After completing a desk review, we fill these knowledge gaps by conducting community-level focus group discussions, key informant interviews, stakeholder workshops, and quantitative surveys to better understand community dynamics. In these settings, the real challenge is how we shape and pose questions and who we involve in our research (both as researchers and participants) to most accurately capture motivations, incentives, knowledge, and beliefs. We also always contextualize our tools through field-level testing and validation. In our field-level analyses, we also use innovative quantitative and qualitative measurement approaches such as direct observation and immersion visits, games, participatory ranking methodology, and experimental vignettes.
Through these various approaches with a broad range of stakeholders, we are able measure agency at two levels—the personal (motivations, incentives, knowledge, beliefs, and biases) and the relational (time use, decision making ability, and the balance of power in households and communities). We also integrate measures on access and participation at all levels of analysis—participation, for example, is driven by motivations on the personal level, impacted by time use and responsibilities at the relational level and informal norms at the community level, and dictated by formal laws at the country level. Participation also reflects and is reflected in the three components of empowerment—resources, agency, and achievements. It is only by looking at the complex interplay of many factors at these various levels that we can understand the barriers and drivers of individual empowerment and social change. This information allows us to understand how the roles, norms, power dynamics, and abilities of individuals will impact our work and how we can best tailor programs to expand agency and increase empowerment of all community members.

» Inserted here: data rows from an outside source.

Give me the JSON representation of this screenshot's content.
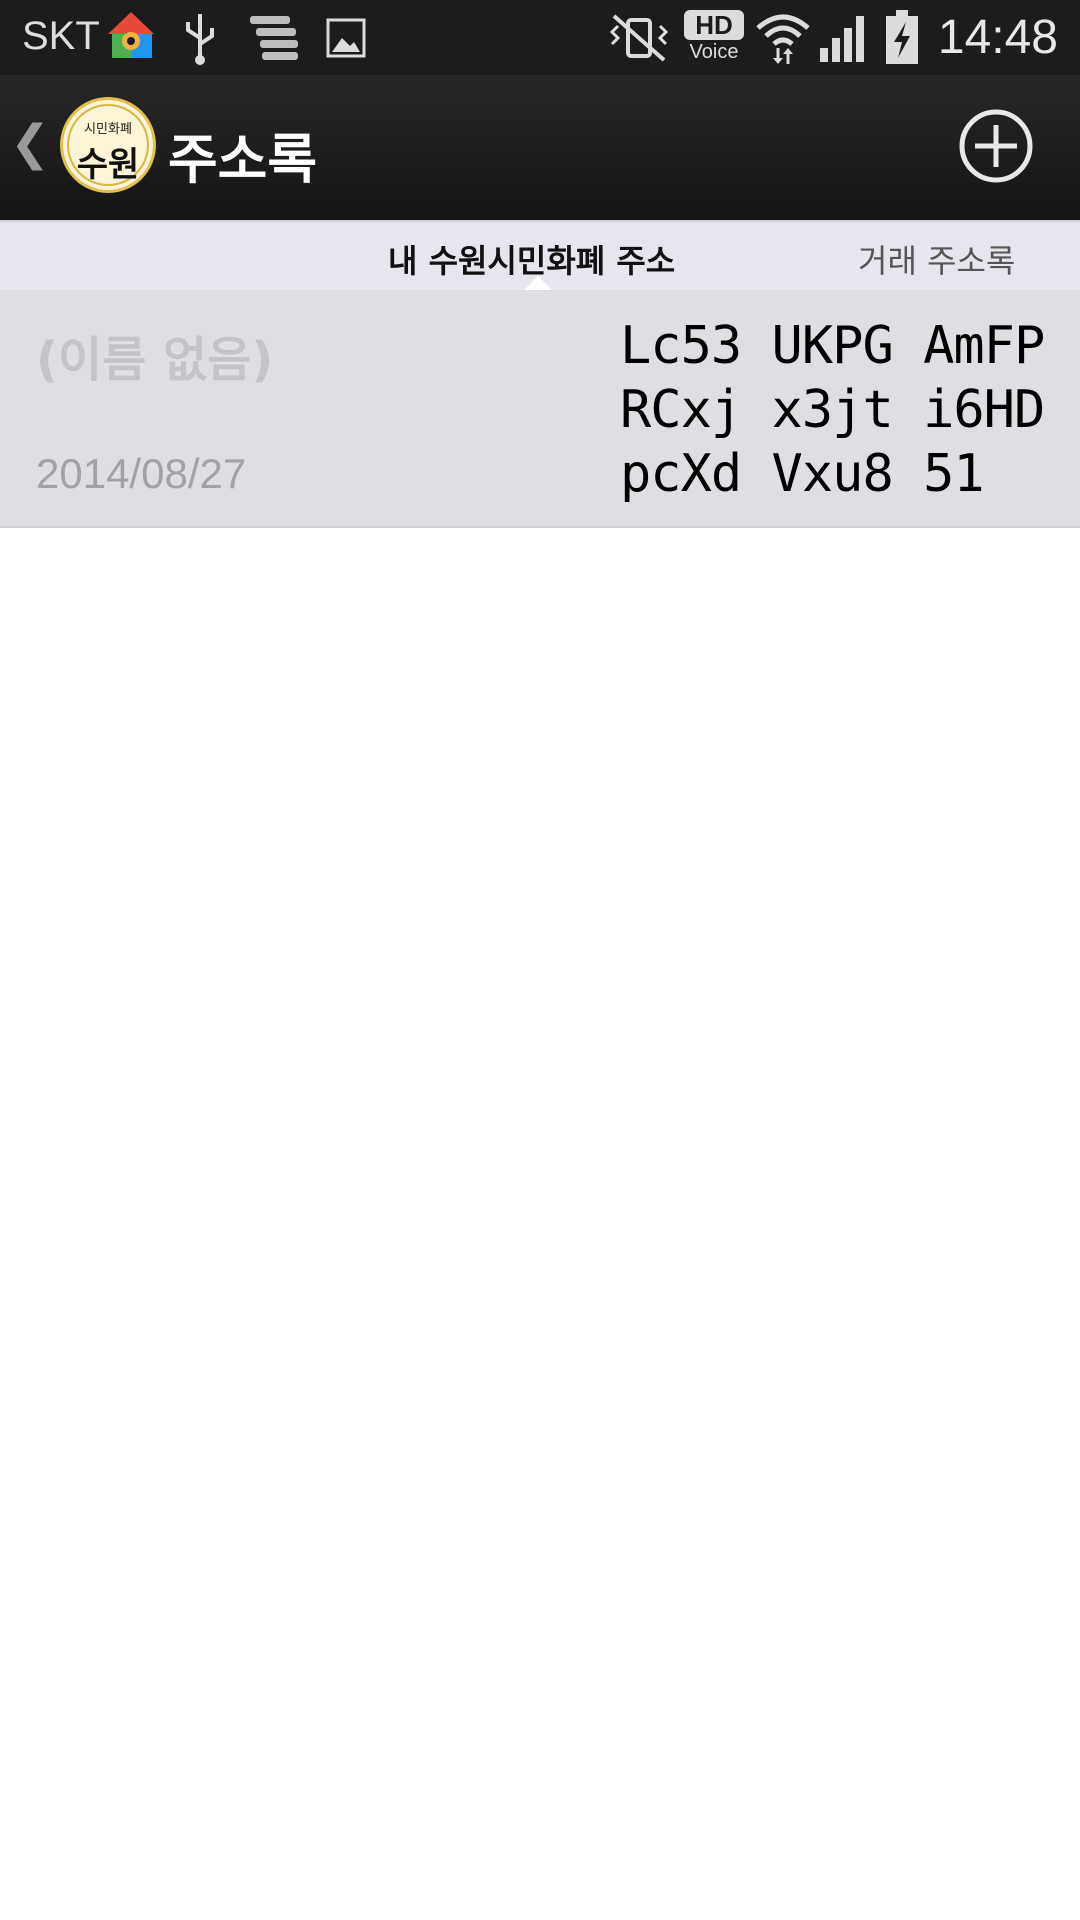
{
  "status_bar": {
    "carrier": "SKT",
    "time": "14:48",
    "icons": [
      "home-settings-icon",
      "usb-icon",
      "stack-icon",
      "image-icon",
      "vibrate-mute-icon",
      "hd-voice-icon",
      "wifi-icon",
      "signal-icon",
      "battery-charging-icon"
    ],
    "hd_label": "HD",
    "voice_label": "Voice"
  },
  "action_bar": {
    "back_icon": "chevron-left-icon",
    "logo_small": "시민화폐",
    "logo_big": "수원",
    "title": "주소록",
    "add_icon": "plus-circle-icon"
  },
  "tabs": [
    {
      "label": "내 수원시민화폐 주소",
      "active": true
    },
    {
      "label": "거래 주소록",
      "active": false
    }
  ],
  "addresses": [
    {
      "name": "(이름 없음)",
      "date": "2014/08/27",
      "address_lines": [
        "Lc53 UKPG AmFP",
        "RCxj x3jt i6HD",
        "pcXd Vxu8 51"
      ]
    }
  ],
  "colors": {
    "status_bar_bg": "#1c1c1c",
    "action_bar_bg": "#1a1a1a",
    "tab_bar_bg": "#e6e7ee",
    "list_item_bg": "#dfdfe3",
    "logo_bg": "#fbf4d6"
  }
}
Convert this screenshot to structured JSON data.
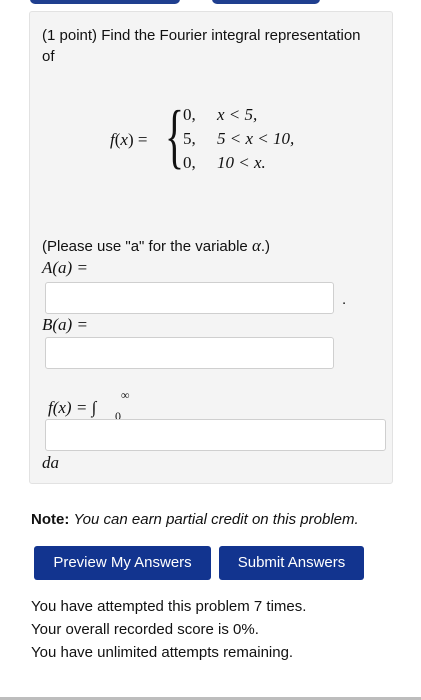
{
  "problem": {
    "intro_line1": "(1 point) Find the Fourier integral representation",
    "intro_line2": "of",
    "function_label": "f(x) =",
    "cases": [
      {
        "value": "0,",
        "condition": "x < 5,"
      },
      {
        "value": "5,",
        "condition": "5 < x < 10,"
      },
      {
        "value": "0,",
        "condition": "10 < x."
      }
    ],
    "variable_hint_prefix": "(Please use \"a\" for the variable ",
    "variable_hint_symbol": "α",
    "variable_hint_suffix": ".)",
    "A_label": "A(a) =",
    "A_value": "",
    "A_trailing": ".",
    "B_label": "B(a) =",
    "B_value": "",
    "f_label": "f(x) = ∫",
    "f_upper": "∞",
    "f_lower": "0",
    "f_value": "",
    "da_label": "da"
  },
  "note": {
    "bold": "Note:",
    "text": "You can earn partial credit on this problem."
  },
  "buttons": {
    "preview": "Preview My Answers",
    "submit": "Submit Answers"
  },
  "status": {
    "attempts": "You have attempted this problem 7 times.",
    "score": "Your overall recorded score is 0%.",
    "remaining": "You have unlimited attempts remaining."
  },
  "colors": {
    "button_bg": "#12348f",
    "panel_bg": "#f4f4f4"
  }
}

We do not conduct these analyses alone. We believe in the importance of training women and men at the local level to collect and analyze data, with the aim of improving local capacity to gather data and use this information to develop solutions to improve their communities. At WI-HER, we believe that reaching program goals and ultimately achieving broader agendas such as the Sustainable Development Goals will require organizations to be innovative in the ways they collect data, and to work together to share best practices as we push for systems-level change.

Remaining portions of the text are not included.